Чандра ещё раз покосился на тело супруги, на мёртвого младенца, лежащего рядом с ней, и кивнул.
– Хорошо. Будь по-вашему. Я согласен.
Ему неведомо было, с каким трудом младенца отрывали от матери…
Оставив Чандрагупту во дворце скорбеть о Дурдхаре и отдавать распоряжения по поводу её похорон, Чанакья отправился в Поурав, где изложил бледной, растерянной Тарини свои планы насчёт её сына. Вопреки его ожиданиям, бывшая махарани вовсе не пожелала расстаться с мальчиком. Она сказала, что предпочтёт уйти вместе с ним в ашрам и прожить там столько времени, сколько ей и ребёнку позволят боги. Выслушав её ответ, Чанакья приказал своим ученикам, сопровождавшим его в поездке, вырвать младенца из её рук. Когда же Тарини принялась кричать и отчаянно звать на помощь, угрожая рассказать правду о себе, Чанакья лишь усмехнулся:
– Кто поверит тебе, что ты была царицей Магадхи, если всем известно: махарани Тару убил муж. Твоего лица никто из простого народа не вспомнит, ибо ты украшала собою трон Магадхи недолго… Слуг, знавших тебя, давно нет в Паталипутре. Я их заменил. Братья Дхана Нанда мертвы. Твоя мать полгода тому назад тоже внезапно скончалась. Кто подтвердит, что ты действительно Тарини?
– Но даже если никто не узнает меня, всем, живущим в этом дворце, известно: у меня был ребёнок, – беспомощно пролепетала Тара. – Мой сын не может просто так исчезнуть!
Чанакья очаровательно улыбнулся: на обеих его щеках появились крохотные ямочки, придававшие его лицу выражение детской невинности и заставлявшие тех, кто его плохо знал, верить каждому его слову.
– О каком ребёнке вы говорите, дэви Тарини? Об этом? – он указал кончиком посоха на младенца, который закатывался от плача на руках одного из учеников милосердного ачарьи. – Ошибаетесь. Это сын покойной махарани Дурдхары, царевич Биндусара. А ваш сын умер месяц тому назад в этой комнате. Я сам проводил последние ритуалы для него. Забыли? А мои ученики помнят!
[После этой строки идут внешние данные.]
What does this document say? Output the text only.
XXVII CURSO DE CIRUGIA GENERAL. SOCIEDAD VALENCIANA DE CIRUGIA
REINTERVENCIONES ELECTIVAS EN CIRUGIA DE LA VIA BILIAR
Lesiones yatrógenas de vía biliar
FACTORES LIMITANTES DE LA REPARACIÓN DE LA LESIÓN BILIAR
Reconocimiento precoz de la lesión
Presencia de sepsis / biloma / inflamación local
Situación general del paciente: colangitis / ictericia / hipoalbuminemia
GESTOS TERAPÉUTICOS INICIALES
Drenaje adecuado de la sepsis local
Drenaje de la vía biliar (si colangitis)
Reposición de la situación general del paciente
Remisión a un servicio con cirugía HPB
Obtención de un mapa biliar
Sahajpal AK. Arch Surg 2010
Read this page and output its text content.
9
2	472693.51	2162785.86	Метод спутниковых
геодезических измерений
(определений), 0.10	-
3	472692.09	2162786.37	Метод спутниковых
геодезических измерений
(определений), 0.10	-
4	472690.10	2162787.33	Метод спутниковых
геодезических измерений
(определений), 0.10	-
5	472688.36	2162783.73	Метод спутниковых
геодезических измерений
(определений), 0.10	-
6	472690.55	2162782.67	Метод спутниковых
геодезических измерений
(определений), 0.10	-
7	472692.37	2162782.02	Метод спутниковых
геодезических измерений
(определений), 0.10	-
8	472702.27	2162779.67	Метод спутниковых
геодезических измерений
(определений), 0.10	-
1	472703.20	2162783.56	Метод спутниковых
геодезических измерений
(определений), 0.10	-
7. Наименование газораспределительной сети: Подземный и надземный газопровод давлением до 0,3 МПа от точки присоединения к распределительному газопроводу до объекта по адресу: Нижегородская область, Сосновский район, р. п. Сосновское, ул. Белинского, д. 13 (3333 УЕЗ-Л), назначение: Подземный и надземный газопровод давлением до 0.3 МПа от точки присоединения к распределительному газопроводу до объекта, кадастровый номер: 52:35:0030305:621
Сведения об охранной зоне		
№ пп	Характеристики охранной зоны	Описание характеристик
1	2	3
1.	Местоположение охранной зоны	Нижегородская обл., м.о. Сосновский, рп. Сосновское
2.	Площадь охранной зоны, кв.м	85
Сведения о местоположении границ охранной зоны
Что значит один ваш голос против десятков других голосов?
– Нет, – только и смогла вымолвить Тарини, падая на колени и простирая руки к малышу, который с этого мгновения перестал принадлежать ей. – Ты чудовище, Чанакья!
– Я? – не переставая улыбаться, промолвил брамин. – Возможно. Но как назвать вас, своими руками убившую деверя, многократно предававшую своего супруга и других его братьев? Даже ракшаси не способна строить заговоры против собственного мужа! Вы хуже ракшаси, дэви Тарини. Подумайте об этом. Прощайте, – и Чанакья покинул комнату.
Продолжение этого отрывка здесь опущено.